Estava lendo um artigo de uma mulher e mãe que relatava como é difícil fabricar escassez em um mundo consumista, porém sob a ótica da educação. Parte de sua observação era sobre como vivemos em um mundo que sugere uma extrema abundância – claro que levando em consideração que há muitos níveis em tal ideia e muitas pessoas são sistematicamente privadas dessa abundância. Ela relatava como o sentimento da pronta disponibilidade de bens de consumo faz com que seus filhos percebam que o que quer que desejem, é muito acessível, sejam elas brinquedos, livros ou doces. Ela também observa como a abundância está relacionada com a informação e comunicação que proporciona música, filmes/tv, jogos e Google, tornando a ideia de estar entretido ou envolvido em todos os momentos (ou seja, sem tédio permitido), uma coisa sempre presente. De fato, achei muito interessante o ponto de vista trazido por ela, mas como não tenho filhos, naturalmente fiquei presa nessa segunda relação: abundância x tédio, e é aí que minha mente começou a divagar.

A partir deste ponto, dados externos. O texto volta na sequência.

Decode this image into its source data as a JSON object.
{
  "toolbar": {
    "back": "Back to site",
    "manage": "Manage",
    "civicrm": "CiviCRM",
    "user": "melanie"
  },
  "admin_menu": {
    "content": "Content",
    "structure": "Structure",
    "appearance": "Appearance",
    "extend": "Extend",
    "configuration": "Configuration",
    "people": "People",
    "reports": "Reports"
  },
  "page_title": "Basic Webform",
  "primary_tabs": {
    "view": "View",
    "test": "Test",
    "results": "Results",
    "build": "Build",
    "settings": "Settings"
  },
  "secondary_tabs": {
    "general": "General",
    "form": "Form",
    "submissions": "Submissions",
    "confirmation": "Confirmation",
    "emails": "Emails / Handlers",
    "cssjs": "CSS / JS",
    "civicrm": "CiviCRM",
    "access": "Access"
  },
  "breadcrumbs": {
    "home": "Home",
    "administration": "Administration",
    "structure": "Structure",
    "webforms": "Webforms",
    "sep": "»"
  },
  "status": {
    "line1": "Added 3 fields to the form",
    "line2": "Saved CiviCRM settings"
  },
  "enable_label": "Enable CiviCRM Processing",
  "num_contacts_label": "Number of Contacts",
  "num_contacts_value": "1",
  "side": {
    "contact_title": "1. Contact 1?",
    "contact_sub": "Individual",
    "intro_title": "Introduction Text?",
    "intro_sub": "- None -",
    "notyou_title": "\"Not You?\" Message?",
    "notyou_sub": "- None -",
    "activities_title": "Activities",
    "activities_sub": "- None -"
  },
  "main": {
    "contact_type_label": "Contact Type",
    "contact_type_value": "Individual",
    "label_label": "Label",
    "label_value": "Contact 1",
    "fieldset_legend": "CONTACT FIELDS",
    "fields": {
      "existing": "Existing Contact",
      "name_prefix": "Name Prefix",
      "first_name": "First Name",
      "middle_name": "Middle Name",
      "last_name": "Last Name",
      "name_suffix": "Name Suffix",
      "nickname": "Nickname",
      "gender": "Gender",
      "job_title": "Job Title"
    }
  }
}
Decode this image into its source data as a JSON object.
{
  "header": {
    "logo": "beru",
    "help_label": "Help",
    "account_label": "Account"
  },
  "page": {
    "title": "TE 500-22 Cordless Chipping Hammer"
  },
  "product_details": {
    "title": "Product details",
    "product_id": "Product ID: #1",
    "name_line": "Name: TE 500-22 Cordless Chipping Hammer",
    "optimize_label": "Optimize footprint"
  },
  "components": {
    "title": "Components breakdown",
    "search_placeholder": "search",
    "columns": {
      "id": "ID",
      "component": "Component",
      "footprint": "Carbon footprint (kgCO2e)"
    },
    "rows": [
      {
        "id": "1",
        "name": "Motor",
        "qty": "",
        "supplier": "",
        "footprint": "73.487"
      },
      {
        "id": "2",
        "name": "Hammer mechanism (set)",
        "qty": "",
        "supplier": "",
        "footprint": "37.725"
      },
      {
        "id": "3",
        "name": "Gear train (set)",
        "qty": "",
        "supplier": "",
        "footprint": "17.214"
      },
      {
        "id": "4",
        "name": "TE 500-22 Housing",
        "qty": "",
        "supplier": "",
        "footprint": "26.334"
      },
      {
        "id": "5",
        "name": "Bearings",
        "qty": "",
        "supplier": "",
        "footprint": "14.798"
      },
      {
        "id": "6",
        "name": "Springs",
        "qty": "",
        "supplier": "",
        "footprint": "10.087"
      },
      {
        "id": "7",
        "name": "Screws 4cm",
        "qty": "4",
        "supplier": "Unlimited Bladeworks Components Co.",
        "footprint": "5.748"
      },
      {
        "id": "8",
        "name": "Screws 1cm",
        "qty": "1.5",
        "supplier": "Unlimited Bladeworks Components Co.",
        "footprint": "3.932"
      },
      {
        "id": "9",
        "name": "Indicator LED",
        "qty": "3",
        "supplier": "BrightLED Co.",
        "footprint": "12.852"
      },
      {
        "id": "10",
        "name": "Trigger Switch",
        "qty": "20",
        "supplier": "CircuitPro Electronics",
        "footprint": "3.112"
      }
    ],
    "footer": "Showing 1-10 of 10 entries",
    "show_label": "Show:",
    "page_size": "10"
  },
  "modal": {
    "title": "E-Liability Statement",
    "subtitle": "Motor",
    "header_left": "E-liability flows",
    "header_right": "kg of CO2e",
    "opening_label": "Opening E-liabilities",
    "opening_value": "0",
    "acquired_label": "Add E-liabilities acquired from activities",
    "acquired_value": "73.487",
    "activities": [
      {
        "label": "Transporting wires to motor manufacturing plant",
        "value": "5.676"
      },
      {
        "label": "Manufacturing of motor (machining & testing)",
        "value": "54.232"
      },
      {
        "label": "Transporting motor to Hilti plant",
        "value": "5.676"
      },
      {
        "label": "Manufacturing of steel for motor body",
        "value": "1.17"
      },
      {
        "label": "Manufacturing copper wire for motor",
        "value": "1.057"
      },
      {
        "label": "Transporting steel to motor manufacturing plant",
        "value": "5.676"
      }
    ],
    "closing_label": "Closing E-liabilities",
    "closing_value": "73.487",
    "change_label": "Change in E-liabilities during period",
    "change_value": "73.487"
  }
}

Quando estou no ponto de ônibus esperando, eu não consigo sentar e observar o movimento da rua, eu logo pego o celular da bolsa. No Uber, eu ligo para alguém. Não me lembro a última vez que esperei alguém chegar no restaurante, sem abrir apps. Esperar é muito chato. E no mundo da abundância, temos muitas maneiras imediatas de reduzir a sensação de tempo de espera. Tem que chegar em algum lugar? Uber. Tem que falar com alguém? WhatsApp. Com fome? Rappi. Sozinho? Tinder. Sem inspiração? Spotify, YouTube, Netflix, Pinterest… Nosso mundo funciona assim, rápido e sem tempo para ficar sem o que fazer.
O tédio pode passar mensagens importantes, você já parou para prestar atenção? Afinal, quando o cérebro está sem um foco ou uma tarefa, ele entra no que chamam de “modo padrão”, em que tende a divagar e conectar ideias, resolver problemas e visitar momentos importantes do nosso passado que nos ajudam a estabelecer objetivos significativos para o futuro. Portanto, ele deve ser visto como um fato da vida não mais evitável do que qualquer outro estado mental, bom ou ruim.
Como descrevê-lo? Em Out of My Skull, os psicólogos James Danckert e John D Eastwood o definem como “a sensação desconfortável de querer fazer alguma coisa, mas não querer fazer nada”. E, assim como uma vez disse Steve Jobs, “o tédio permite que você se entregue à curiosidade”, para eles, o tédio pode nos levar a realizar nosso potencial e viver vidas plenas e significativas.
Sendo assim, por conta da infinita rolagem das redes sociais e intermináveis horas de entretenimento, hoje, pode sim ser mais fácil do que nunca evitar o tédio, mas tal abundância de coisas passa a ter o efeito contrário – o famoso ‘paradoxo da escolha’, que reforça como as opções não são necessariamente libertadoras e não necessariamente nos fazem felizes.
Após essa reflexão e do meu encontro feliz com o tema, pretendo não cometer o erro que vira e mexe faço de tentar escapar da sensação desconfortável. Esperar não precisa ser chato. São esses pequenos momentos entre os grandes eventos, a calmaria entre a chegada de alguém, do ônibus, do caminho pra casa, que tornam a vida única, espontânea e interessante.
Por fim, termino com a frase que Danckert e Eastwood escrevem no livro: “quando somos constantemente carregados por uma corrente veloz, podemos esquecer como nadar sozinhos”.